In the clubs, pubs, churches and taverns of the Reeperbahn there are so many and so different events over four days that a single visit to the festival can only be very subjective. To give an impression of the topics that will be discussed in the conference part of the festival this year, here are a few notes from two panels.
Streaming services spread right-wing rock
First “Antifascist Algorithm”: All major streaming companies offer right-wing rock on their platforms – and their smart algorithms, which recommend music and create playlists, help with distribution. Because anyone who has heard right-wing rock once will get even more recommendations. This is a particularly big problem, according to Nicolas Klein from the advertising agency Philipp und Keuntje, because it is not uncommon for people to enter the right-wing scene through cultural products such as rock songs. Together with the initiative Laut gegen Nazis, he placed a fake band on streaming services: the band Hetzjaeger, based on the aesthetics of a right-wing rock band, but actually an anti-Nazi band.

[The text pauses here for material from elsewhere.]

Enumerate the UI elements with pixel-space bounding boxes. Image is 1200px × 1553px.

Such stunts indicate the problem but do not change anything. Only the companies themselves can do that – or politics. A single streaming service has agreed to comment on the subject: Frédéric Antelme from Deezer is part of the panel. But he can’t say much more than “We’re working on it”. Sebastian Krumbiegel replies: Why don’t you take politics into account? Companies are always profit-oriented and, if in doubt, would not want to do without a (paying) right-wing audience, which is why state regulation is needed. However, the problem that many right-wing bands are not immediately recognizable as such can be solved at a distribution level, says Jörn Menge from Laut gegen Nazis, in which streaming providers simply do not feature a label’s entire catalogue.
“We need your support”
The stage empties, next panel: How was the festival summer from the point of view of the organizers? Answer: It works! The occupancy rate was 80 percent for everyone present – Summerjam, Juicy Beats, Orange Blossom Special, MS Dockville. So nothing was sold out. They rate this very differently: Marius Brozi from Summerjam is basically satisfied, while Rembert Stiewe from OBS sees his festival as existentially threatened.
And the prospects are bleak: Rising energy prices and inflation are causing problems for organizers, without higher ticket prices it will not work. It is of course a “crappy time to make tickets more expensive” (Stiewe). Because with 80% occupancy, the market signal is rather the opposite: tickets have to be cheaper so that more people come again. There is probably no way around greater transparency with the audience. No artificial scarcity, no “remaining tickets”, but the honest announcement: We need your support.